Deployment Options — on-premises, private cloud, or Layerup-hosted cloud.
Layerup AI Agents can be deployed in three distinct hosting models. The right choice depends on your organisation’s IT capacity, data sovereignty requirements, regulatory posture, and — critically — how quickly you want to go live. All three models satisfy HIPAA requirements when the appropriate contractual and technical controls are in place.| dimension | On-Premises | Your Private Cloud | Layerup’s Cloud |
|---|---|---|---|
| Infrastructure owner | You (your data centre) | You (your AWS / Azure account) | Layerup |
| Who provisions servers | Your IT team | Your cloud team | Layerup |
| Data residency | Fully on-site | Your cloud VPC / VNet | Layerup’s dedicated isolated cluster |
| AI compute (GPUs) | Your hardware | Your cloud instances | Layerup-managed |
| Time to go live | Longest | Moderate | Fastest |
| HIPAA instrument | BAA required | BAA required | BAA required |
| IT burden on your team | Highest | High | Lowest |
| Recommended for | Strict on-site mandates | Existing cloud maturity + data sovereignty | Fastest path to production |
Option 1 — On-premises deployment
In an on-premises deployment, the Layerup agent container runs entirely within your own physical data centre. No cloud provider is involved. Your infrastructure team provisions the servers, networking, storage, and GPU compute required to run the agent and its LLM inference layer.Data stays on-site
All application data, inference calls, and audit logs remain within your physical facility. Nothing leaves your network perimeter — not to Layerup, not to a cloud provider.
Full infrastructure control
Your team configures every layer: compute, networking, identity, encryption,
and logging. You are not dependent on any third-party cloud service being
available.
AI compute requirement
LLM inference requires GPU hardware. Many on-premises environments are
optimised for standard database and application workloads, not
high-performance AI compute. Provisioning the right GPU infrastructure is
typically the longest lead-time item in an on-premises deployment.
Timeline reality
Hardware procurement, rack installation, network configuration, security audits, and internal IT approvals all run sequentially. This is the slowest path to production.
Option 2 — Your private cloud (customer-hosted VPC)

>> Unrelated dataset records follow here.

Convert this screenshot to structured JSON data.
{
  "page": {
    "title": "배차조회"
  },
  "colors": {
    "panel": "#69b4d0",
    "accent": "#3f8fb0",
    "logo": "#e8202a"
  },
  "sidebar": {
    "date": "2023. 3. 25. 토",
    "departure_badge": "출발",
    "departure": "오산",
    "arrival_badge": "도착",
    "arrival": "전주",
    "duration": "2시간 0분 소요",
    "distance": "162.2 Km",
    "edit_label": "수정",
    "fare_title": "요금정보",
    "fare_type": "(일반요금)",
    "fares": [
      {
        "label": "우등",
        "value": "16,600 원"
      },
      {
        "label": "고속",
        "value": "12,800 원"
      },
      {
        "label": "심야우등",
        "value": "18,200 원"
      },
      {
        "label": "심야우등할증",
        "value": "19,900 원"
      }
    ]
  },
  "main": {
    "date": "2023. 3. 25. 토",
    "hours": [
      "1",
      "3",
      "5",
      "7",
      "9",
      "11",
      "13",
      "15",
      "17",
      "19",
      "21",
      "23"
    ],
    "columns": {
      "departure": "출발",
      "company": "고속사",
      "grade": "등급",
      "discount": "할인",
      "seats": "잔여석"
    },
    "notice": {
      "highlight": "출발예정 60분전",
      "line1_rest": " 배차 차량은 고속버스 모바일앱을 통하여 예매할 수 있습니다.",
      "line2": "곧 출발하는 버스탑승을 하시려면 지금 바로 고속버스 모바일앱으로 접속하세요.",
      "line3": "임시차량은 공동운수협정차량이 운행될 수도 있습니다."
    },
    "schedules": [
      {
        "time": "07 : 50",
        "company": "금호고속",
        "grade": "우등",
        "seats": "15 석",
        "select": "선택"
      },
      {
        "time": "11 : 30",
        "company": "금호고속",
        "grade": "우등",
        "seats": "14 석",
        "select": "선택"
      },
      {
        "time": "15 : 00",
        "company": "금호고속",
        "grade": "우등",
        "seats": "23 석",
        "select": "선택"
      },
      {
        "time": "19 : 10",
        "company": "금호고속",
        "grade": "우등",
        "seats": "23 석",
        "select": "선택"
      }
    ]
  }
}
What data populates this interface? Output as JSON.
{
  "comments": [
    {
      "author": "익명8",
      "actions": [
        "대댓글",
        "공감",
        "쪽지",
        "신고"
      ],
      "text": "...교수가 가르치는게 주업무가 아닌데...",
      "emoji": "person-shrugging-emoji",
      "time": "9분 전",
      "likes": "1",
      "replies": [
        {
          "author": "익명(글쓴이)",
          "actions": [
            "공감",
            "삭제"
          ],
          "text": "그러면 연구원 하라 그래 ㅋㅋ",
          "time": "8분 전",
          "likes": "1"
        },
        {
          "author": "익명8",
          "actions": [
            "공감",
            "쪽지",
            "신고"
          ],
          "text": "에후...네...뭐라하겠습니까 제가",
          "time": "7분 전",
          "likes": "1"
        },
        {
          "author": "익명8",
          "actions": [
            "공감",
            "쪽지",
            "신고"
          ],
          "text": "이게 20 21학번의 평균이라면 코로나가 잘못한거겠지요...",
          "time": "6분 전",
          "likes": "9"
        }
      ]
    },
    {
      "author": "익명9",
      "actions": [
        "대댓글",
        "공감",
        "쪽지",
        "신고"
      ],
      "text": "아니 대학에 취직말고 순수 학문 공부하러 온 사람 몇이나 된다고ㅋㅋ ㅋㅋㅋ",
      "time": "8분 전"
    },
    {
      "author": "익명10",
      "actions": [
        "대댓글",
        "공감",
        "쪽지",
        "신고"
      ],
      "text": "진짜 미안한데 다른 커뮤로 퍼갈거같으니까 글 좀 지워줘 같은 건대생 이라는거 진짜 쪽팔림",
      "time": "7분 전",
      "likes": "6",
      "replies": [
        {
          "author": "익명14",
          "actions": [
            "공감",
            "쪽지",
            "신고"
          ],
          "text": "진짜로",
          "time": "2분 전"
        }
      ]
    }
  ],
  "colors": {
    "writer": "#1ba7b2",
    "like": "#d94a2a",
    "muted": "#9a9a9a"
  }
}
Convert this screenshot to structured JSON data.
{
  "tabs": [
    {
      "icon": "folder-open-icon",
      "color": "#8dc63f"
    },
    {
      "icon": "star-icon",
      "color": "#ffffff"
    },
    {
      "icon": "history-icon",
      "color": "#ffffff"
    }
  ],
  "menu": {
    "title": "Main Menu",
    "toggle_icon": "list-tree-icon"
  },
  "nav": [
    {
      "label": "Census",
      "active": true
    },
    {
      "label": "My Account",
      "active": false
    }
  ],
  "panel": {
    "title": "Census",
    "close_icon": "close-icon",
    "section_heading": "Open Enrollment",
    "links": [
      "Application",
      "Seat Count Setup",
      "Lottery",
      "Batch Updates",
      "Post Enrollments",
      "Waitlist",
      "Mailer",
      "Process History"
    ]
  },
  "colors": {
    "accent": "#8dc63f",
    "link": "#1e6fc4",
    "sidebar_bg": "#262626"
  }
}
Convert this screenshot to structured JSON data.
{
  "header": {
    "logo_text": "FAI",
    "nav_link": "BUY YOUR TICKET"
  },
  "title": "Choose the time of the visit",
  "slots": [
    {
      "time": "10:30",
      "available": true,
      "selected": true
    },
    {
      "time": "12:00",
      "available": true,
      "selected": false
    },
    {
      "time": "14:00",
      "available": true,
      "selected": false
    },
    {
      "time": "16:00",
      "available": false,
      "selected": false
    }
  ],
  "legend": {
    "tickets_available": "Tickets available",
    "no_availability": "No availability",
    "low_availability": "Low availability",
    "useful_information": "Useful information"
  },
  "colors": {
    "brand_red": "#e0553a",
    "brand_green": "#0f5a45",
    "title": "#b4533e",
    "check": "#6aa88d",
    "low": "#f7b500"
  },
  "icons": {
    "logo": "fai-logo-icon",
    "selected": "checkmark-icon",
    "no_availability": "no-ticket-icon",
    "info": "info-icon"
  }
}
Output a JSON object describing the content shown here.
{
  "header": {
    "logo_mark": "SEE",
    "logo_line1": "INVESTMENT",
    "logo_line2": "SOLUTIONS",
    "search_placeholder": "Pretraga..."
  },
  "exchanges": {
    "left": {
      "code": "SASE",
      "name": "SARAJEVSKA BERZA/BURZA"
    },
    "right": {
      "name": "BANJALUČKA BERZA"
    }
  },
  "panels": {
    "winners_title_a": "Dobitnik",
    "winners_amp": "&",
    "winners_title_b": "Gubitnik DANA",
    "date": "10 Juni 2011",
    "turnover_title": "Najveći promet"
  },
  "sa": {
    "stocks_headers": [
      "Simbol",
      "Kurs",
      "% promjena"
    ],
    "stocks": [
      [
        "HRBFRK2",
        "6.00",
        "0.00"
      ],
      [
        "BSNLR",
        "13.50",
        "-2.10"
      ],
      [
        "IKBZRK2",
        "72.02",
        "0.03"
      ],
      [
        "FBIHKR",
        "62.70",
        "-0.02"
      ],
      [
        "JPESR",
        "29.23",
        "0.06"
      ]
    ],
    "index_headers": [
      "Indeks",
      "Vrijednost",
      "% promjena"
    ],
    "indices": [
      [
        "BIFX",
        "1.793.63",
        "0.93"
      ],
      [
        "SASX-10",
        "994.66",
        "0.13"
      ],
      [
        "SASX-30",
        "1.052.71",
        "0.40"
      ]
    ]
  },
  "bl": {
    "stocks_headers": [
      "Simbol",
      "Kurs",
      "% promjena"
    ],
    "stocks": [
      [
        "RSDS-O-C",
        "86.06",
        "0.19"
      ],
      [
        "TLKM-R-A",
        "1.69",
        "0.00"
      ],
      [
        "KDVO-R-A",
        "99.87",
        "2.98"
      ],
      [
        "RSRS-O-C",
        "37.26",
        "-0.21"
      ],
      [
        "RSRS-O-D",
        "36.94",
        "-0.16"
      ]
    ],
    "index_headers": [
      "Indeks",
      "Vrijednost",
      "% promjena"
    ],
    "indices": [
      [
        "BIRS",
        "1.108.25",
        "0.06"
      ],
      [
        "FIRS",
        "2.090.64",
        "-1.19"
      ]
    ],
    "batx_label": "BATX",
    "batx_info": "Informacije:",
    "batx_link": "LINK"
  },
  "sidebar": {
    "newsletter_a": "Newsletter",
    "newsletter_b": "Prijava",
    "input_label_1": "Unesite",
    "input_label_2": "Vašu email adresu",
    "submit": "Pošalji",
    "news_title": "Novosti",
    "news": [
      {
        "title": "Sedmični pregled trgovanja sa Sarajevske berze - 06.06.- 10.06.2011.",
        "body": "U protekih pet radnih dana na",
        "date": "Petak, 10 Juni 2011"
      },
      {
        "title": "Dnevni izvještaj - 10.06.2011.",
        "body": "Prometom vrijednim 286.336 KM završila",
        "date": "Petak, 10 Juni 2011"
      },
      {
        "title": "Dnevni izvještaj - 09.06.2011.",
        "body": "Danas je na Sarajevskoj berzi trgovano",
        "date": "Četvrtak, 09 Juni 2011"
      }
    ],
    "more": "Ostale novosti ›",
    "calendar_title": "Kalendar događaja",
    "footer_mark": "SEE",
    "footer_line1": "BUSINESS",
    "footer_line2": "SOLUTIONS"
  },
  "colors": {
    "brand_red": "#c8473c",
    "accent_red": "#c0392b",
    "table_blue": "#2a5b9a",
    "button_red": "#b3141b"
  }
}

In this model, the Layerup agent runs entirely within your own cloud account — your AWS VPC or your Azure VNet. Your organisation owns and manages the cloud infrastructure; Layerup delivers the agent container image through the cloud marketplace into your private registry, and the agent runs exclusively inside your network boundary. This is the model described in full detail throughout the remainder of this documentation. See Native VPC Deployment Paradigm for the complete architectural specification.Sovereign tenancy
All compute, storage, inference calls, and audit logs live inside your own cloud account. Your IAM, your encryption keys, your CloudWatch or Azure Monitor — the agent operates entirely within the controls you already own.
Zero-egress data residency
Application data never leaves your cloud boundary. LLM inference is routed
through Amazon Bedrock or Azure OpenAI within your cloud tenant — not through
any Layerup-controlled endpoint.
IT provisioning required
Your cloud team must provision the execution environment (Bedrock AgentCore,
ECS Fargate, AKS, or Azure Container Apps), configure VPC networking, IAM
roles, and any required GPU-capable instance types. This takes real
coordination with your internal platform team.
Timeline reality
Go-live depends on your cloud team’s availability, internal security review processes, and the maturity of your existing cloud-native infrastructure. Healthcare organisations with slower IT approval cycles typically take longer.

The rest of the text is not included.